Jest czymś czego absolutnie nigdy nie robimy. Poprzez takie zachowanie możemy zaburzyć pewność siebie naszej partnerki, czego skutki odczujemy na własnej skórze, w postaci obniżenia jakości współżycia. Mamy wiele możliwości aby pokazać, że trzeba lub lubimy inaczej. Istnieją bardziej delikatne sposoby, niż słowa, które na długo pozostaną w głowie naszej kobiety.

Krytyka wyglądu

Jeśli koniecznie musimy czynić takie uwagi, róbmy to poza łóżkiem, gdyż podczas zbliżenia nasze kobiety poza nagością cielesną, odkrywają przed nami także swoje emocjonalne i delikatne wnętrze. Nie ma nic bardziej bolesnego, niż przykre słowa od osoby, z którą się kochamy. Utrata pewności siebie, brak zaufania, spadek libido, a nawet strach przed zbliżeniem to tylko niektóre negatywne konsekwencje, które możemy odczuwać latami. 

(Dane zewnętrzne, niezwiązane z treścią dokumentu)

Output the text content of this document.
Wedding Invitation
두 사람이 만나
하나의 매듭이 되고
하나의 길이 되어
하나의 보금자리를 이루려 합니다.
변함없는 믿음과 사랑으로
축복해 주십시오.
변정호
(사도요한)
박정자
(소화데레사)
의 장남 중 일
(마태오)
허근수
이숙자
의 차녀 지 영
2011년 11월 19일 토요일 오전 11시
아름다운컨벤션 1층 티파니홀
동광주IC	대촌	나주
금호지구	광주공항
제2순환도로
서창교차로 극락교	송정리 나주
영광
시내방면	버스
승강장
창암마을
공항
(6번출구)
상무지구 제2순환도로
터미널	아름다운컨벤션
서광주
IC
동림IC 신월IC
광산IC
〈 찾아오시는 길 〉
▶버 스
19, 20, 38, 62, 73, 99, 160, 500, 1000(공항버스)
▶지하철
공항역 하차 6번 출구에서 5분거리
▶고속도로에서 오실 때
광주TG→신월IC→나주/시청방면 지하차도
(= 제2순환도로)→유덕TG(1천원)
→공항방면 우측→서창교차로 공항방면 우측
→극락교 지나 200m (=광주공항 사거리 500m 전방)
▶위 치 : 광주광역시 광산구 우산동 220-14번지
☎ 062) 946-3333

Zrzucanie odpowiedzialności za antykoncepcję na partnerkę

Dla wielu kobiet brak zabezpieczenia będzie bodźcem hamulcowym przed stosunkiem. Jeśli mamy problem z używaniem prezerwatyw, bo wolimy bez, to nie zakładajmy, że to nasza partnerka powinna wziąć na siebie odpowiedzialność za bezpieczny seks. Zwłaszcza sugerowanie przyjmowania tzw. tabletek po jest bardzo nie na miejscu. Nie jest to warte chwili naszej przyjemności. Zabezpieczenie to podstawa i to nie tylko w zakresie przenoszenia różnych chorób, ale także świadomego rodzicielstwa. Do posiadania potomstwa chcemy zazwyczaj się przygotować – emocjonalnie i finansowo.

Udane życie seksualne to ważny element naszego zrównoważonego życia. Żeby czerpać z niego maksymalną satysfakcję, musimy wystrzegać się pewnych zachowań, które mogą skutecznie zniechęcić partnerkę do stosunku. Jeśli faux pas skończy się jedynie śmiechem, to nic się nie stanie. Gorzej, jeśli pozwolimy sobie na coś, co trwale zniweczy łóżkowe plany, a naszą partnerkę obrazi, zasmuci lub upokorzy. W ten sposób nie tylko obejdziemy się smakiem, ale też doprowadzimy do nieszczęścia drugiego człowieka, a tego absolutnie nie powinniśmy nigdy robić. I to nie tylko w sypialni.